Labor Day 2007: Part V, Sunday
Statue of Thomas J. "Stonewall" Jackson on the campus of the Virginia Military Institute, Lexington, Virginia.
Statue of General George C. Marshall, United States Army, on the campus of the Virginia Military Institute, Lexington, Virginia.
In addition to Thomas J. "Stonewall" Jackson, one of the Virginia Military Institute's (VMI) other famous figures was George C. Marshall, who graduated from the school in 1901. Marshall, related to the distinguished jurist and Supreme Court justice, John Marshall, had an equally distinguished career as a soldier and diplomat.
Following his graduation from VMI, Marshall entered the U.S. Army where he served in numerous overseas posts. He eventually served as aide-de-camp to General John J. Pershing. In addition to service in the Philippines and during World War I, Marshall entered World War II as a brigadier general. Marshall was only the second general at the time to earn five-star status. It was he who assigned Dwight D. Eisenhower as Supreme Commander, Allied Forces, Europe.

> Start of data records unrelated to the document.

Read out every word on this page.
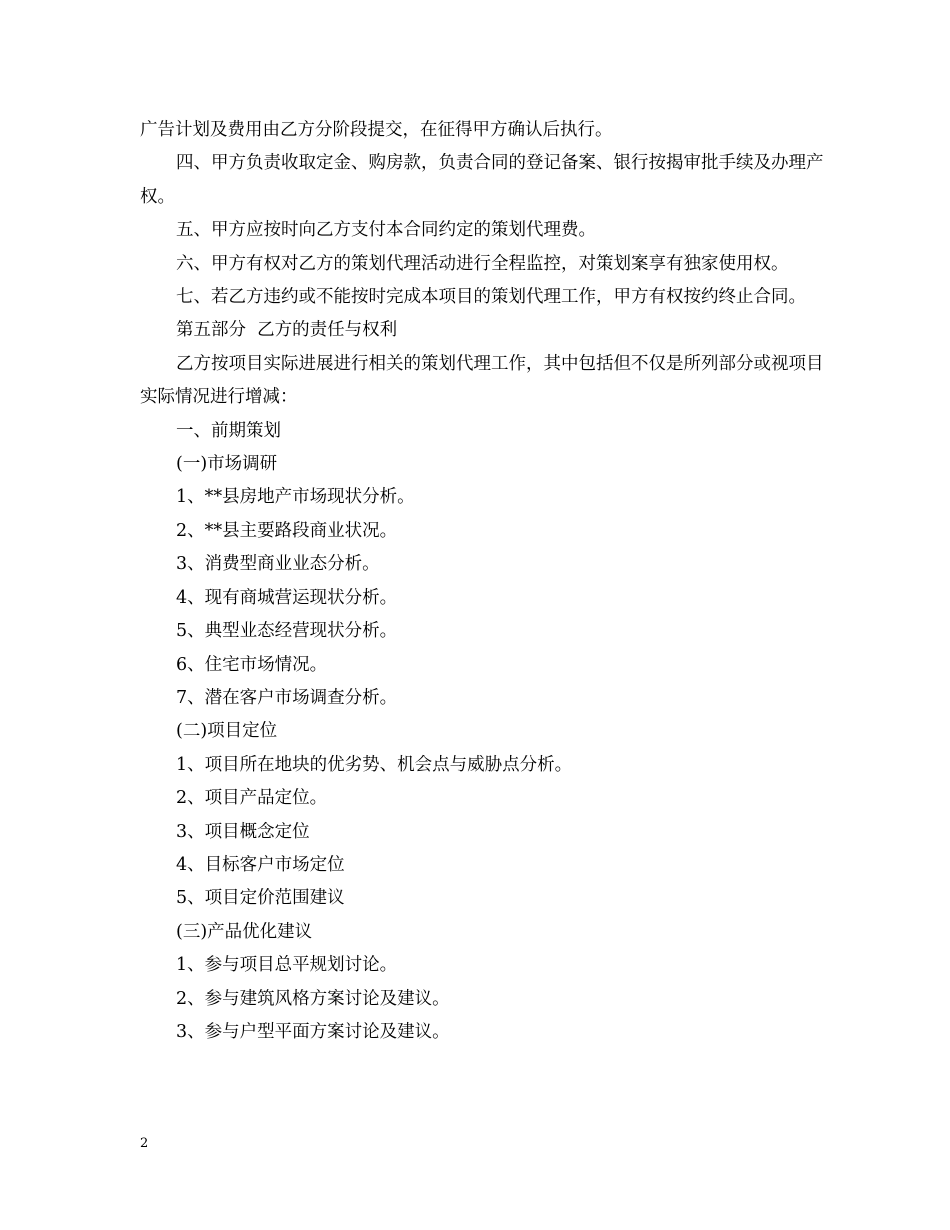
广告计划及费用由乙方分阶段提交，在征得甲方确认后执行。

四、甲方负责收取定金、购房款，负责合同的登记备案、银行按揭审批手续及办理产权。

五、甲方应按时向乙方支付本合同约定的策划代理费。

六、甲方有权对乙方的策划代理活动进行全程监控，对策划案享有独家使用权。

七、若乙方违约或不能按时完成本项目的策划代理工作，甲方有权按约终止合同。

第五部分  乙方的责任与权利

乙方按项目实际进展进行相关的策划代理工作，其中包括但不仅是所列部分或视项目 实际情况进行增减：

一、前期策划

(一)市场调研

1、**县房地产市场现状分析。

2、**县主要路段商业状况。

3、消费型商业业态分析。

4、现有商城营运现状分析。

5、典型业态经营现状分析。

6、住宅市场情况。

7、潜在客户市场调查分析。

(二)项目定位

1、项目所在地块的优劣势、机会点与威胁点分析。

2、项目产品定位。

3、项目概念定位

4、目标客户市场定位

5、项目定价范围建议

(三)产品优化建议

1、参与项目总平规划讨论。

2、参与建筑风格方案讨论及建议。

3、参与户型平面方案讨论及建议。

2
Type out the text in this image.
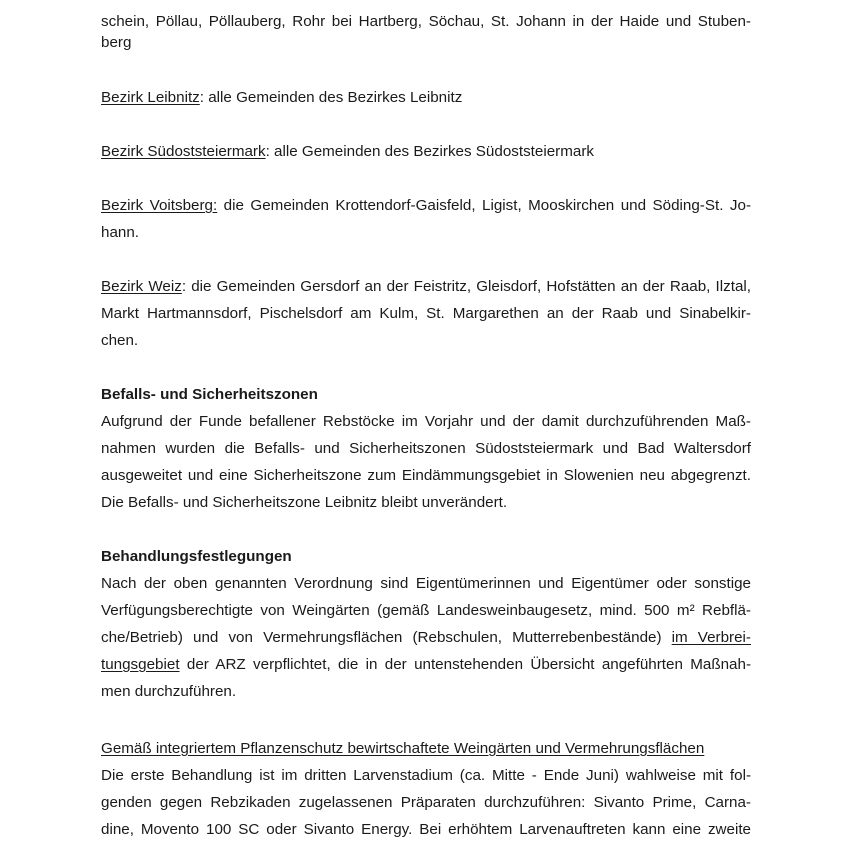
schein, Pöllau, Pöllauberg, Rohr bei Hartberg, Söchau, St. Johann in der Haide und Stuben-
berg
Bezirk Leibnitz: alle Gemeinden des Bezirkes Leibnitz
Bezirk Südoststeiermark: alle Gemeinden des Bezirkes Südoststeiermark
Bezirk Voitsberg: die Gemeinden Krottendorf-Gaisfeld, Ligist, Mooskirchen und Söding-St. Jo-
hann.
Bezirk Weiz: die Gemeinden Gersdorf an der Feistritz, Gleisdorf, Hofstätten an der Raab, Ilztal,
Markt Hartmannsdorf, Pischelsdorf am Kulm, St. Margarethen an der Raab und Sinabelkir-
chen.
Befalls- und Sicherheitszonen
Aufgrund der Funde befallener Rebstöcke im Vorjahr und der damit durchzuführenden Maß-
nahmen wurden die Befalls- und Sicherheitszonen Südoststeiermark und Bad Waltersdorf
ausgeweitet und eine Sicherheitszone zum Eindämmungsgebiet in Slowenien neu abgegrenzt.
Die Befalls- und Sicherheitszone Leibnitz bleibt unverändert.
Behandlungsfestlegungen
Nach der oben genannten Verordnung sind Eigentümerinnen und Eigentümer oder sonstige
Verfügungsberechtigte von Weingärten (gemäß Landesweinbaugesetz, mind. 500 m² Rebflä-
che/Betrieb) und von Vermehrungsflächen (Rebschulen, Mutterrebenbestände) im Verbrei-
tungsgebiet der ARZ verpflichtet, die in der untenstehenden Übersicht angeführten Maßnah-
men durchzuführen.
Gemäß integriertem Pflanzenschutz bewirtschaftete Weingärten und Vermehrungsflächen
Die erste Behandlung ist im dritten Larvenstadium (ca. Mitte - Ende Juni) wahlweise mit fol-
genden gegen Rebzikaden zugelassenen Präparaten durchzuführen: Sivanto Prime, Carna-
dine, Movento 100 SC oder Sivanto Energy. Bei erhöhtem Larvenauftreten kann eine zweite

After World War II, Harry Truman appointed Marshall Secretary of State. In 1947, Marshall gave a speech where he outlined a plan for rebuilding Europe. The Marshall Plan helped Europe rebuild and modernize rapidly after the war that had devastated the continent. He went on to win the Nobel Peace Prize. Marshall would go on to be president of the American Red Cross and would briefly serve as Secretary of Defense for President Truman. Marshall died in 1959 and is buried in Arlington National Cemetary.